Par ailleurs, au-delà d’avoir éveillé les consciences et d’avoir trouvé une résonance sur les réseaux sociaux, le mouvement a donné naissance à de nombreux rassemblements physiques, et a porté la question des violences sexuelles envers les femmes dans la sphère publique et politique. Il a par ailleurs autorisé l’émergence des mouvements de la Ligue du LOL et du #MeToo de la pub, évoqués dans notre introduction.
C’est en cela que nous parlons de l’« ère post #MeToo » – expression que nous avons définie précédemment -, dans la mesure où ce mouvement, devenu un mouvement social à part entière, a largement influencé les combats féministes en ligne d’aujourd’hui.
La floraison de comptes Instagram à vocation féministe
Le mouvement #MeToo a donc connu une ampleur sans précédent sur les réseaux sociaux, et au-delà de son rôle de libérateur de la parole féminine, on note depuis, une hausse quantitative de l’engagement féministe en ligne qui s’inscrit dans la continuité d’un intérêt déjà croissant pour celui-ci depuis quelques années.
Selon David Bertrand33, le développement du féminisme en ligne et la transformation des pratiques militantes par la configuration particulière des espaces du web 2.0 sont des phénomènes concomitants à une hausse croissante de l’intérêt pour les questions féministes dans l’espace public. Grâce à l’outil mis à disposition par le site Google Trends34, celui-ci a tenté de démontrer l’intérêt croissant pour le féminisme en France ces dernières années, par une mesure du nombre de recherches des mots-clés « féminisme » et « sexisme » sur Google, sur une période allant de 2004 à 201835. Globalement, le graphique obtenu semble confirmer un regain d’intérêt des internautes français pour les questions liées au féminisme et au sexisme, en révélant notamment des pics de recherches au moment de l’affaire DSK en 2011, et au moment de l’affaire Harvey Weinstein en 2017. Bien que l’état des recherches Google nous intéressent quant à notre objet de recherche, l’auteur précise que le féminisme se diffuse aujourd’hui « essentiellement sur les réseaux sociaux, et les régimes de visibilité qui les caractérisent ont une influence non négligeable sur la forme prise par le militantisme ». Le réseau social Instagram et son utilisation par les militantes féministes semblent témoigner de cette diffusion croissante du militantisme féministe sur les réseaux sociaux.
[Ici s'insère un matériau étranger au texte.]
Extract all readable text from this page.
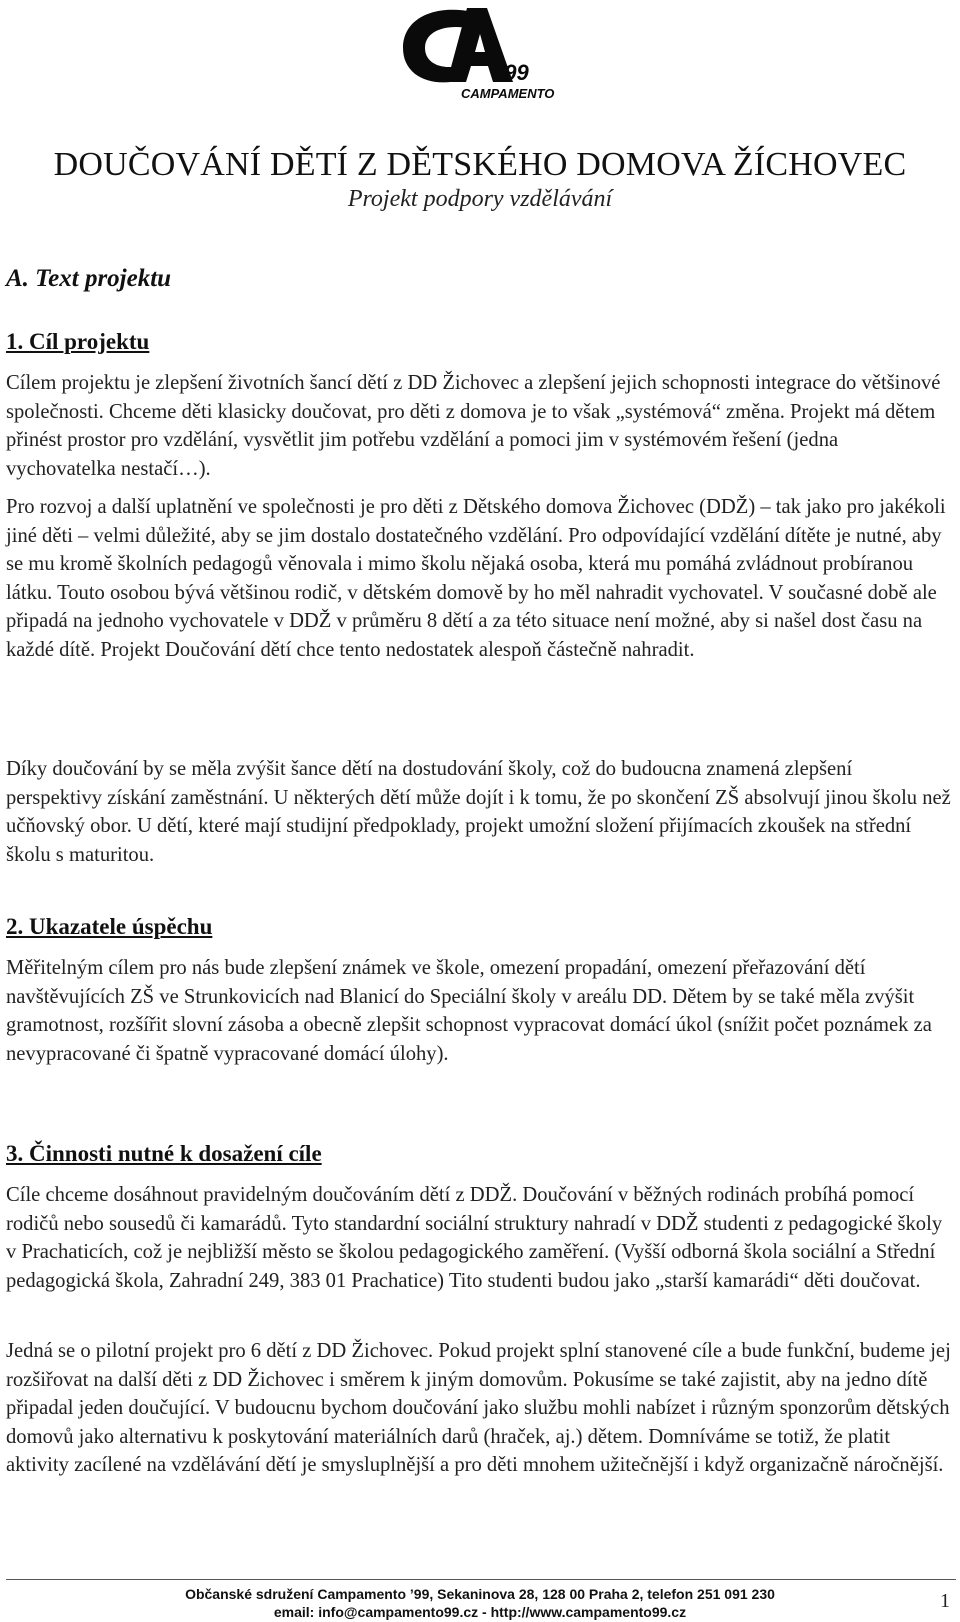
'99
CAMPAMENTO
DOUČOVÁNÍ DĚTÍ Z DĚTSKÉHO DOMOVA ŽÍCHOVEC
Projekt podpory vzdělávání
A. Text projektu
1. Cíl projektu
Cílem projektu je zlepšení životních šancí dětí z DD Žichovec a zlepšení jejich schopnosti integrace do většinové společnosti. Chceme děti klasicky doučovat, pro děti z domova je to však „systémová“ změna. Projekt má dětem přinést prostor pro vzdělání, vysvětlit jim potřebu vzdělání a pomoci jim v systémovém řešení (jedna vychovatelka nestačí…).
Pro rozvoj a další uplatnění ve společnosti je pro děti z Dětského domova Žichovec (DDŽ) – tak jako pro jakékoli jiné děti – velmi důležité, aby se jim dostalo dostatečného vzdělání. Pro odpovídající vzdělání dítěte je nutné, aby se mu kromě školních pedagogů věnovala i mimo školu nějaká osoba, která mu pomáhá zvládnout probíranou látku. Touto osobou bývá většinou rodič, v dětském domově by ho měl nahradit vychovatel. V současné době ale připadá na jednoho vychovatele v DDŽ v průměru 8 dětí a za této situace není možné, aby si našel dost času na každé dítě. Projekt Doučování dětí chce tento nedostatek alespoň částečně nahradit.
Díky doučování by se měla zvýšit šance dětí na dostudování školy, což do budoucna znamená zlepšení perspektivy získání zaměstnání. U některých dětí může dojít i k tomu, že po skončení ZŠ absolvují jinou školu než učňovský obor. U dětí, které mají studijní předpoklady, projekt umožní složení přijímacích zkoušek na střední školu s maturitou.
2. Ukazatele úspěchu
Měřitelným cílem pro nás bude zlepšení známek ve škole, omezení propadání, omezení přeřazování dětí navštěvujících ZŠ ve Strunkovicích nad Blanicí do Speciální školy v areálu DD. Dětem by se také měla zvýšit gramotnost, rozšířit slovní zásoba a obecně zlepšit schopnost vypracovat domácí úkol (snížit počet poznámek za nevypracované či špatně vypracované domácí úlohy).
3. Činnosti nutné k dosažení cíle
Cíle chceme dosáhnout pravidelným doučováním dětí z DDŽ. Doučování v běžných rodinách probíhá pomocí rodičů nebo sousedů či kamarádů. Tyto standardní sociální struktury nahradí v DDŽ studenti z pedagogické školy v Prachaticích, což je nejbližší město se školou pedagogického zaměření. (Vyšší odborná škola sociální a Střední pedagogická škola, Zahradní 249, 383 01 Prachatice) Tito studenti budou jako „starší kamarádi“ děti doučovat.
Jedná se o pilotní projekt pro 6 dětí z DD Žichovec. Pokud projekt splní stanovené cíle a bude funkční, budeme jej rozšiřovat na další děti z DD Žichovec i směrem k jiným domovům. Pokusíme se také zajistit, aby na jedno dítě připadal jeden doučující. V budoucnu bychom doučování jako službu mohli nabízet i různým sponzorům dětských domovů jako alternativu k poskytování materiálních darů (hraček, aj.) dětem. Domníváme se totiž, že platit aktivity zacílené na vzdělávání dětí je smysluplnější a pro děti mnohem užitečnější i když organizačně náročnější.
Občanské sdružení Campamento ’99, Sekaninova 28, 128 00 Praha 2, telefon 251 091 230
email: info@campamento99.cz - http://www.campamento99.cz	1
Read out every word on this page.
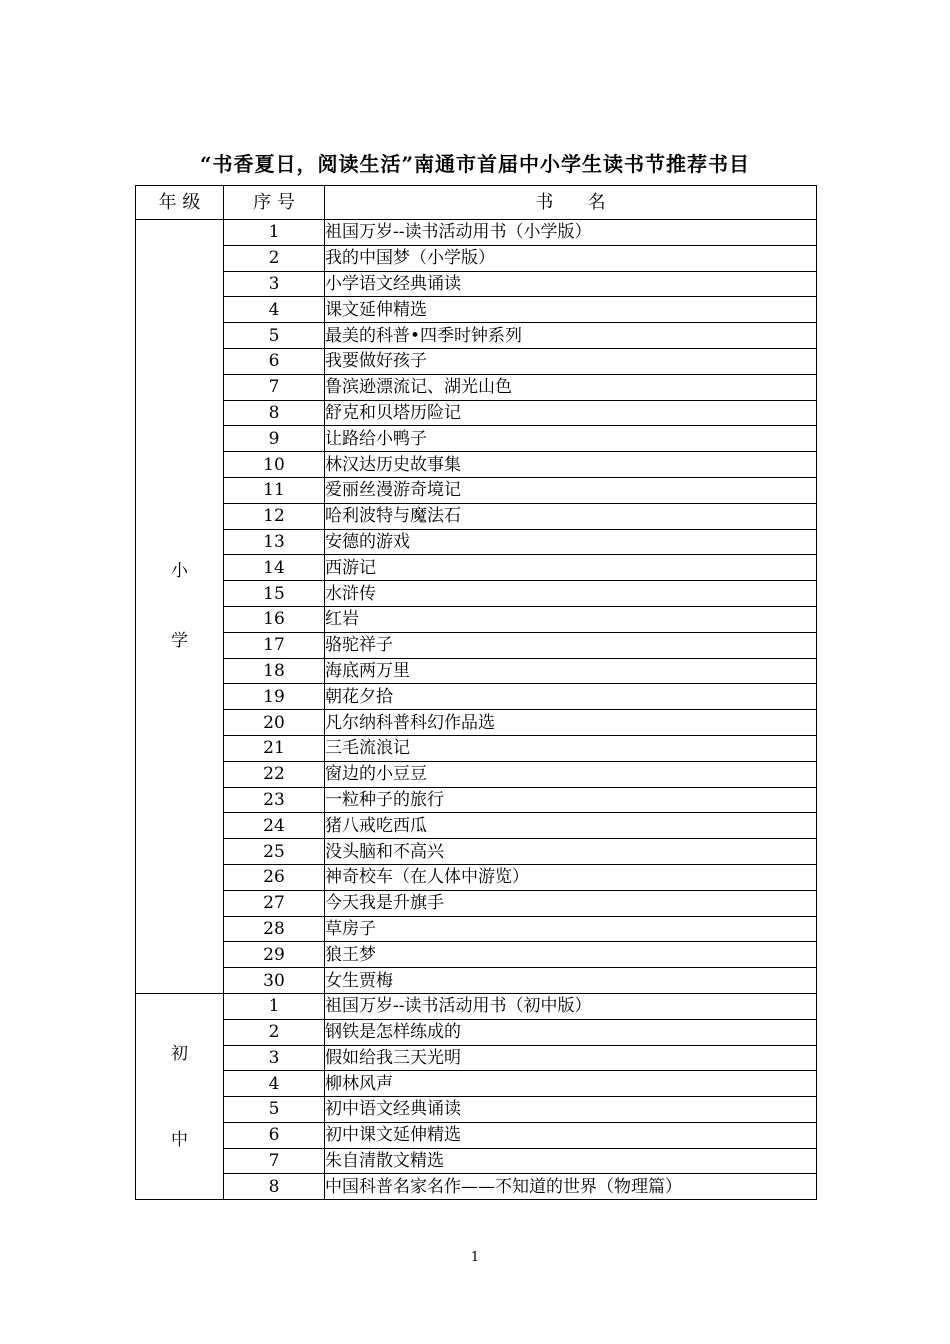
“书香夏日，阅读生活”南通市首届中小学生读书节推荐书目
年 级	序 号	书      名

小
学	1	祖国万岁--读书活动用书（小学版）
	2	我的中国梦（小学版）
	3	小学语文经典诵读
	4	课文延伸精选
	5	最美的科普•四季时钟系列
	6	我要做好孩子
	7	鲁滨逊漂流记、湖光山色
	8	舒克和贝塔历险记
	9	让路给小鸭子
	10	林汉达历史故事集
	11	爱丽丝漫游奇境记
	12	哈利波特与魔法石
	13	安德的游戏
	14	西游记
	15	水浒传
	16	红岩
	17	骆驼祥子
	18	海底两万里
	19	朝花夕拾
	20	凡尔纳科普科幻作品选
	21	三毛流浪记
	22	窗边的小豆豆
	23	一粒种子的旅行
	24	猪八戒吃西瓜
	25	没头脑和不高兴
	26	神奇校车（在人体中游览）
	27	今天我是升旗手
	28	草房子
	29	狼王梦
	30	女生贾梅

初
中	1	祖国万岁--读书活动用书（初中版）
	2	钢铁是怎样练成的
	3	假如给我三天光明
	4	柳林风声
	5	初中语文经典诵读
	6	初中课文延伸精选
	7	朱自清散文精选
	8	中国科普名家名作——不知道的世界（物理篇）
1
Depuis son lancement en 2010, puis son rachat par le groupe Facebook en 2012, le développement de la plateforme Instagram connaît une croissance soutenue. Le rythme des nouveautés s’est notamment accéléré avec l’arrivée de la concurrence de Snapchat. Il s’agit aujourd’hui d’un des réseaux sociaux les plus importants et les plus influents. Selon le blog Digimind36, Instagram comptabilise en 2019 plus d’un milliard d’utilisateur.trice.s actif.ve.s mensuels, et on compte chaque jour plus de 500 millions d’utilisateur.trice.s dans le monde. En ce qui concerne la France, 17 millions de Français sont chaque mois sur Instagram, soit 31% des internautes et 25% de la population totale, avec 7,3 millions de visites uniques par jour. Par ailleurs, Instagram est un réseau social qui est très utilisé par les tranches de population les plus jeunes. En ce qui concerne la tranche de 15-24 ans, 28% d’entre eux se rendent quotidiennement sur Instagram, et 66,7% des moins de 13 ans déclarent utiliser ce réseau social. C’est d’ailleurs le troisième réseau social le plus utilisé par la tranche de population des 15-24 ans, après Snapchat et Facebook37. Il est par ailleurs intéressant de noter quant à notre objet de recherche, que les femmes françaises sont plus présentes sur Instagram que les hommes, 54% des utilisateur.trice.s français étant des utilisatrices. Ces chiffres nous confirment donc l’importance qu’a pris le réseau social Instagram dans la vie des internautes, en France et dans le monde, et nous donnent donc un premier indice pour comprendre pourquoi celui-ci abrite aujourd’hui de nouvelles formes de militantisme féministe.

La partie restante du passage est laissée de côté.